Regarding the hot chassis; it's wired to neutral, and I know my outlet is wired correctly, but yeah will confirm that it's actually close to ground before getting any fingers close to it! Because I can't power it up yet without blowing a fuse, it hasn't been an issue as I'm doing all the analysis in a dead board with a multimeter.

Sadly, I'm not sure that I'm equipped to do proper signal analysis if I get past the overcurrent condition. I've always wanted a decent oscilloscope but never had one. I have one of the USB oscilloscopes, but it's only designed for logic board level voltage (I think less than 10V) and I'd probably fry it with the signals coming off the monitor/TV. I'm hoping though that if I can fix the overcurrent condition it will otherwise just work.

 

[mdhokie]

Disconnected horizontal output (Q101) black wire that went to the high voltage, still blows fuse. So still hunting, but that definitely seems like a useful test. That was my last spare fuse though, so I need to go buy some fuses before I can do any more disconnect/fuse experiments with the vertical output. I assume I'll continue to leave the H output disconnected just in case there's multiple faults, until I can get it to power on without blowing fuses. Thanks for the tip!

 

[mdhokie]

Got more fuses.

@Hugo Holden : Today I tried disconnecting the white wire from above the resistor that says "vert out" that goes to the tube. Not sure if this was what you meant by disabling the vertical output, but it was an effective test. With both that and the horizontal output wire removed, I can plug in and turn on the switch without blowing a fuse. It did seem to perform a lobotomy on most of the board however. From the Sam's book I referenced, PDF page 48: Pin 1 (the 11.1V reference point) was at 6.25V; Pin 2 (the 85.9V reference point) was at 143V, and all the other low voltage points were at 0. No humming and no tube lighting up, but neither did the fuse blow, so that's a start. If I understand what you said earlier, I should now try re-connecting the horizontal output wire and seeing what happens?

 

[mdhokie]

With horizontal output wire reconnected, tube does indeed light up, and I see the lower voltages are present and roughly the correct values. Hey that's progress! Now to figure out what's going wrong with the vertical output...

 

[mdhokie]

OK I did a lot more troubleshooting and have to admit I'm stumped. Anybody understand this design enough to know what's going on? I have lots of information though:

- I have the wire from post E27 disconnected (one side of the deflector yoke vertical coil) to keep it from blowing the fuse. Everything else connected. The tube powers up, and if I have the brightness turned up I see a horizontal white line. I keep it turned down to avoid burning in the tube.

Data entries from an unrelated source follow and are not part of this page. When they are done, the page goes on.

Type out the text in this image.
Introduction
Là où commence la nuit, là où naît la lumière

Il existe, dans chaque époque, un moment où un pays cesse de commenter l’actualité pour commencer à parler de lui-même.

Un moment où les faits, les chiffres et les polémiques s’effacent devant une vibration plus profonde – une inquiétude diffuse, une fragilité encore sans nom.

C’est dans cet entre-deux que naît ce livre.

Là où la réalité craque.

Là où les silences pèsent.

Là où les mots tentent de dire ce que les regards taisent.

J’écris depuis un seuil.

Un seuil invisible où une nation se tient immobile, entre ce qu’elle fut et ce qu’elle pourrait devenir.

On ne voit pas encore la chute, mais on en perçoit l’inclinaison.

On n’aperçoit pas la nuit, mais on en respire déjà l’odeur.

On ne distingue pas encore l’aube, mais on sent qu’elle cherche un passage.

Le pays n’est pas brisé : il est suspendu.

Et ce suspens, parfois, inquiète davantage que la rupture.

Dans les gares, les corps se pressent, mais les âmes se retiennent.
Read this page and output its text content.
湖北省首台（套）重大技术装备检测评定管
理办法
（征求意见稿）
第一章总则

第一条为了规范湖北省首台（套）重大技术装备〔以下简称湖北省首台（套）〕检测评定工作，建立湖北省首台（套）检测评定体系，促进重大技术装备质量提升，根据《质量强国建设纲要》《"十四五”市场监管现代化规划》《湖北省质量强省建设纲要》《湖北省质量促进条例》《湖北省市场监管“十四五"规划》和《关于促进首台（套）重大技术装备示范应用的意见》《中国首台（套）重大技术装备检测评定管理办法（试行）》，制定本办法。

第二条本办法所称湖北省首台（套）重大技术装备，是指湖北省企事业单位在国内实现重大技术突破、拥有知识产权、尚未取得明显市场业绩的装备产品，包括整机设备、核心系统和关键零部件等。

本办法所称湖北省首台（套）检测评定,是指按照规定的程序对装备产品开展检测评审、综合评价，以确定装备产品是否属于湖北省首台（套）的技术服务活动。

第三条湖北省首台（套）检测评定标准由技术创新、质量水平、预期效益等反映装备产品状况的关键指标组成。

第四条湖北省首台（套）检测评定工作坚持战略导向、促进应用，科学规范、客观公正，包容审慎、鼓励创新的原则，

- Deflector yoke vertical coils resistance seems good and matches the nominal resistance indicated in the manual (19-20 ohm from the wire I disconnected E27, to the other wire going to E28 on the board).
- Voltage at E27 (not connected to the yoke): 13.6V
- Voltage at E28 (connected to yoke, but circuit open/not complete): 1.5V
- This large difference in voltage might be just because it's an open circuit with no load; I can't connect without blowing the fuse so I don't know if this big potential difference is what's causing the large current draw that's blowing the fuse.

- Voltages per Sam's PDF page 48, measured vs nominal from the document:
-- 1: 11V (nominal 11.1V)
-- 2: 90V (nominal 85.9V)
-- 3: 23.1V (nominal 19.0V) -- a little high
-- 4: 22.7V (nominal 16.2V) -- high
-- 5: 19.5V (nominal 18.6V)

- Oscilloscope traces for vertical output, from the Sams PDF page 44:
-- The signal off the output of Q3 has a distinct waveform, and looks good both before and after C35. On the other side of the resistor R38, however, the signal is gone. I get a flat 11V with no distinct waveform. Both the base and collector of Q4 have a flat signal at a fixed voltage.
-- Voltages around Q4 are odd, compared to the big circuit diagram: the base voltage is about right (12-13V) but it has a lower voltage than the collector or emitter (each about .6V diode's worth higher than the base). In the circuit diagram, it's the opposite: the base is supposed to be a higher voltage than the collector or emitter.

- I did lots of component checks around the suspect area (vertical output signal)
-- I removed all of the transistors Q4, Q5, Q6, Q7, Q8, Q9 from the circuit board and did diode tests in all directions; all tested fine
-- I did diode checks on all diodes in the vertical output circuit, CR6, CR7, CR8, CR9. Some I tested in-circuit; the ones that didn't get a clear result I removed from the circuit and they tested fine in isolation.
-- I removed and tested capacitors C38, C39, C40, C41, C42, C43, C44. All seemed close to nominal capacitance values (although my multimeter actually shows a higher number than rated sometimes; I suspect that's a multimeter issue though and not indicative of failure) and none were shorted.

 

[mdhokie]

I did another experiment, because I was unsure whether the no-load of having the vertical deflector yoke disconnected was affecting voltages etc. in the circuit. So I hooked up a 1k resistor in between the disconnected wire and E27, to give it at least a little load without allowing enough current to blow the fuse. On the screen, instead of a flat line, I instead see a little vertical spread (see picture).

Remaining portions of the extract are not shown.